- Born: Mara Croatto February 2, 1969 (age 57) Caracas, Venezuela
- Spouse(s): Juan Roselló (Married: ??; Divorced: ??) José Ángel Llamas (Married: 2004 - Present)
- Children: 3

= Mara Croatto =

Puerto Rican actress

Mara Croatto (born February 2, 1969) is a retired Venezuelan-born Puerto Rican actress.

==Early years==
Croatto is the daughter of Argentine actress Raquel Montero and Puerto Rican (Italian Argentine born) folk singer Tony Croatto. Shortly after her birth in Caracas, Venezuela, her parents decided to move and resettle in Puerto Rico.

She was raised and educated in San Juan. When Croatto was 11 years old, she attended the D'Rose Modeling School, where she took modeling classes. She was an alumna of the Academia del Perpetuo Socorro in Miramar. Croatto has always considered herself a Puerto Rican and publicly identifies herself as such.

==Acting career==
Croatto started her acting career as a narrator in El Show de Shows ("The Show of Shows") which aired locally on Channel 11. She also worked as a dancer on such television shows Juventud 83 and Juventud 84 during her adolescence.
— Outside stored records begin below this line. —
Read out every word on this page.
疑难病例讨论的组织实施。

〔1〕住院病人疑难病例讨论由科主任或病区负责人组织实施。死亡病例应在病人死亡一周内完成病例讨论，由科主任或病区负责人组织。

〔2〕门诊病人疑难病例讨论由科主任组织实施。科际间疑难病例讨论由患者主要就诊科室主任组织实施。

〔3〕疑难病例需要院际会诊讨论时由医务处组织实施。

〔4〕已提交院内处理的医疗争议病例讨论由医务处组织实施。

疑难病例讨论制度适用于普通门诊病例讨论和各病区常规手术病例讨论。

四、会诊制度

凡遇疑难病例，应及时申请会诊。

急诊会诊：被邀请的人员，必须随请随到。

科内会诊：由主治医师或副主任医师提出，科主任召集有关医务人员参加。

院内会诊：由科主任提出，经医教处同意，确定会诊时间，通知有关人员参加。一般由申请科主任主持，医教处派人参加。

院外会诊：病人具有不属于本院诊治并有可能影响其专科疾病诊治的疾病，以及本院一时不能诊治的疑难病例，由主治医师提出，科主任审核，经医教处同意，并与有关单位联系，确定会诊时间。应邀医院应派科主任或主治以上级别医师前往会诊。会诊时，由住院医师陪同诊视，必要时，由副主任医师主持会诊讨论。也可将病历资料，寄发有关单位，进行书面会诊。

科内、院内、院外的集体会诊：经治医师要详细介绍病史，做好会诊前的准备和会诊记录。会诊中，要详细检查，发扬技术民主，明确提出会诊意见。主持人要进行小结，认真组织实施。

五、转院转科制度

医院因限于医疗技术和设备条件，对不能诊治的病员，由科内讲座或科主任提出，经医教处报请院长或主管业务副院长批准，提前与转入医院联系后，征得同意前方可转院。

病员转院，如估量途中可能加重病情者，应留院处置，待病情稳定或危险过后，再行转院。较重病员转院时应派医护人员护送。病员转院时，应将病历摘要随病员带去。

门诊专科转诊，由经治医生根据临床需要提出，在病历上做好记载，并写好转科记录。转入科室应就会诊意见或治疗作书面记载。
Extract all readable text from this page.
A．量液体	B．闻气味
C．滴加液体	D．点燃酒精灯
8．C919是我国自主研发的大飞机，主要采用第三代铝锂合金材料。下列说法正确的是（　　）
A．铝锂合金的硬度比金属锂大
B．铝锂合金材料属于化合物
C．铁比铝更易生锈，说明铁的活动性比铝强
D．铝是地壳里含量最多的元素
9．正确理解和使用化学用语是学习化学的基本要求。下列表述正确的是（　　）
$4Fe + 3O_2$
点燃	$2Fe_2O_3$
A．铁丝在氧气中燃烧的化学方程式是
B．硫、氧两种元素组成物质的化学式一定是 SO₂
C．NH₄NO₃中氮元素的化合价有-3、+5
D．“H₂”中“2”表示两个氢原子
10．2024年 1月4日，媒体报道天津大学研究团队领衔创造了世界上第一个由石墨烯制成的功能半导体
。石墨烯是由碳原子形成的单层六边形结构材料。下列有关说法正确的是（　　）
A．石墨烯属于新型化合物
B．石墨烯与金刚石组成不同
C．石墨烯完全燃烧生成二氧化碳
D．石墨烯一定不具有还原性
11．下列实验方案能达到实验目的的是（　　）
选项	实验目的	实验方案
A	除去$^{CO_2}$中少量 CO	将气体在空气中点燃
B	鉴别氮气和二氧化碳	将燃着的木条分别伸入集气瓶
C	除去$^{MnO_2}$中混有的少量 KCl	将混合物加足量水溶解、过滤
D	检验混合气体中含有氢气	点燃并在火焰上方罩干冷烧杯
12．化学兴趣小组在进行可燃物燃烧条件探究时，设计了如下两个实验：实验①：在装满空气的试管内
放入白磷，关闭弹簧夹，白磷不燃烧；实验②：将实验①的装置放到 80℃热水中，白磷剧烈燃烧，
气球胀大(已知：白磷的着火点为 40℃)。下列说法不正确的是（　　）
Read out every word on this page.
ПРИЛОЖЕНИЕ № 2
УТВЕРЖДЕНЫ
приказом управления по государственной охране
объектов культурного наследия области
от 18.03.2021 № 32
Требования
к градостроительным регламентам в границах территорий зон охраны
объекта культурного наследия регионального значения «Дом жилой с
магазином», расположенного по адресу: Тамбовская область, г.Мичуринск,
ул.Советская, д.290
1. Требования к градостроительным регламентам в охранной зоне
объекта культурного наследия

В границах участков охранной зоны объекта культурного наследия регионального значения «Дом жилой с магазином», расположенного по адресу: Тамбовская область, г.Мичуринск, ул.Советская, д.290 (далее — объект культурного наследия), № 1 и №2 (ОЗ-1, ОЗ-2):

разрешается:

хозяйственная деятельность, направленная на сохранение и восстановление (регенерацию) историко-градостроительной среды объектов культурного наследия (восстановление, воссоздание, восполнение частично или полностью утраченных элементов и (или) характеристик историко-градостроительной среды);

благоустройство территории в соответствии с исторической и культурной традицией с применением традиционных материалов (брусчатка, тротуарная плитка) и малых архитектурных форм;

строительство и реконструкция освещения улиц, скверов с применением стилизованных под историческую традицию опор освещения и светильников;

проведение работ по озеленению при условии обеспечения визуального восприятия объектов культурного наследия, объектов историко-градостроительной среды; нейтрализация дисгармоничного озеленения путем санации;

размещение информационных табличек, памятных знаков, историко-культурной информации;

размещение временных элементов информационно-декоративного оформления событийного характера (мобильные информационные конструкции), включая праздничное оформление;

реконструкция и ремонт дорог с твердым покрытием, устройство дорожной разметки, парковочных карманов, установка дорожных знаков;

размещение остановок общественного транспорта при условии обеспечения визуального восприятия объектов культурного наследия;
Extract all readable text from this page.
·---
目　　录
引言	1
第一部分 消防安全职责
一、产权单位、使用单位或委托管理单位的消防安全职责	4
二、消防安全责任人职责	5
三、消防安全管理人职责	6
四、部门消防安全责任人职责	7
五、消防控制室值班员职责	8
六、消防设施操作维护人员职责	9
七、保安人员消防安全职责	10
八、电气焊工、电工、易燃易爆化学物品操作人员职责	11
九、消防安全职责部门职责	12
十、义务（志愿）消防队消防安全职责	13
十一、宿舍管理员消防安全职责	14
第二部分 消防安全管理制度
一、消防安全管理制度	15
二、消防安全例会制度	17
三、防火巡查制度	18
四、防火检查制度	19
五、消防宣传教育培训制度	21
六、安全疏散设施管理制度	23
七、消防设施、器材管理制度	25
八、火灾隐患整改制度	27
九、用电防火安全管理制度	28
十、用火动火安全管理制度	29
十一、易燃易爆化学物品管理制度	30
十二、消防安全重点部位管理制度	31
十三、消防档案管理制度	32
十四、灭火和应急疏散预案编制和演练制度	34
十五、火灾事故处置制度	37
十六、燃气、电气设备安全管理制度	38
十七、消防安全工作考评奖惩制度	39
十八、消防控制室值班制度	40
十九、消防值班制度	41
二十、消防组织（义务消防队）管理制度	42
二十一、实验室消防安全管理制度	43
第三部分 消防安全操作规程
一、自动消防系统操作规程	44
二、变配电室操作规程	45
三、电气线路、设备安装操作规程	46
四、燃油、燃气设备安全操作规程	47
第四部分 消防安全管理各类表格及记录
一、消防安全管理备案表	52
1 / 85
During her early adulthood, she won a small part in the television show La Pension de Doña Tere (Mrs. Tere Boardinghouse) starring Norma Candal. That year, she also worked in her first mini soap opera in which members of Menudo participated. She played the sister of Ricky Martin's character who happened to be in love with Robby Rosa.

Her first important role in a soap opera was in Cisne Blanco (White Swan) with Deborah Carthy-Deu. Among the other soap operas in which she participated are:

- María María (1989), Julia
- Pobre diabla (1990)
- Marielena (1992), Graciela (Special performance)
- Guadalupe (1993-1994), Diana Zambrano
- Morelia (1995), Sarah (Special performance)
- Aguamarina (1997), Verona Calatrava
- La Mujer de Mi Vida (1998), Katiuska Cardona
- Me muero por ti (1999), Helena
- Gata Salvaje (2002-2003), Eduarda Arismendi - antagonist
- Amor descarado (2003), Chantal
- La ley del silencio (2005), Isabel
- Valeria (2008), Estrella Granados

==Personal==
Croatto was married to Juan Roselló, the brother of Roy Rosselló, a former Menudo member. She and Roselló have two sons together, Juan Alejandro and Michael Gabriel. On August 29, 2004, Croatto married Mexican actor José Ángel Llamas. They have one son together, Rafael.

In February 2011, Croatto and Llamas became born-again Christians, and they have since quit acting to focus on their service to God.